Francis, they say, has often denounced the “throw-away culture” of modern societies: “The elderly, immigrants, people with disabilities, the poor and the unborn children are a burden, they ask for our attention, they ask for our care, they ‘steal’ our comforts and privileges, so there’s a strong tendency to discard them, take from them their right to exist.”

According to the latest poll by IPSOS, a Paris-based marketing research company, 49 percent of Argentina’s population rejects legal abortion, 40 percent supports it, while the rest doesn’t have an opinion.

The poll released last week also shows that rejection of the bill is higher among women than men. Among those of lower income status opposition goes up to 57 percent, with only 32 percent in favor, while among wealthy women the acceptance of the bill is 52 percent.

Though the bill is being presented as a “health emergency,” many of those who spoke in the Argentine senate in recent days noted that in 2016, 43 women died of a pregnancy that ended in abortion. The national health ministry doesn’t distinguish between induced abortion and miscarriage.
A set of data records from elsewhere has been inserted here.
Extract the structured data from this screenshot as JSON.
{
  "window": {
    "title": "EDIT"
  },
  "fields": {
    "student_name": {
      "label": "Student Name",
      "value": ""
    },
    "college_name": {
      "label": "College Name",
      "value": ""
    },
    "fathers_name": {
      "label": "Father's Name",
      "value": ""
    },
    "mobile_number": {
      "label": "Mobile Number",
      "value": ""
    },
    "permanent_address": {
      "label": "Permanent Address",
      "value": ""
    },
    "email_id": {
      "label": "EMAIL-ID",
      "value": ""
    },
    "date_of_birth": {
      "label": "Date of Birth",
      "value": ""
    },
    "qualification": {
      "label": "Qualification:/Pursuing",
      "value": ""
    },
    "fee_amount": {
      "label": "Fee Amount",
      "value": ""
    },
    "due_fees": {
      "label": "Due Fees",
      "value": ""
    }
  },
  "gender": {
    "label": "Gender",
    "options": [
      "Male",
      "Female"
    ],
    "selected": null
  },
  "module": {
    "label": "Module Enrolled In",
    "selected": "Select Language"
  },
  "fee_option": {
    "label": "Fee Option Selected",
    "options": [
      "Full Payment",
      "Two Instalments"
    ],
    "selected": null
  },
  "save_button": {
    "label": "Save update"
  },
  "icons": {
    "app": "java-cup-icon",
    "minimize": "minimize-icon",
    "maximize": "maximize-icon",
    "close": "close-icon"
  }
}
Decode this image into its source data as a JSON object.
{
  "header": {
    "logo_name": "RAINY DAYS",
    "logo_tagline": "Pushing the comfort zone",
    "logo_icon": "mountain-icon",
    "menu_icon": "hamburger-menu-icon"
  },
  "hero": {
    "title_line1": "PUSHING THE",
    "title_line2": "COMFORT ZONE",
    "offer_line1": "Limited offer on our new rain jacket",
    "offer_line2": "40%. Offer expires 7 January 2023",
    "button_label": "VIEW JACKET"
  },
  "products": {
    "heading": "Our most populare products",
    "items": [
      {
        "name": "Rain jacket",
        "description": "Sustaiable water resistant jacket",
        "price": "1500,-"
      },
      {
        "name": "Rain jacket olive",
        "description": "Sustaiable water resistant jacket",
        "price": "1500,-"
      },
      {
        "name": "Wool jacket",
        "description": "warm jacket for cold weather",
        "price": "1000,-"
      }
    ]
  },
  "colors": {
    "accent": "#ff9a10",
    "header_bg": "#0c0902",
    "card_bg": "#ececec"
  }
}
Statistically speaking, it’s the 70th cause of maternal death in the country.

Also in remarks to the senate, lawyers reiterated that it would violate Argentina’s Constitution, which considers life to begin at conception.

Though the bill contemplates individual conscientious objection, every hospital in the country would be required to provide abortions within five days of a request. If refused, the doctor and other members of the staff could face prison time.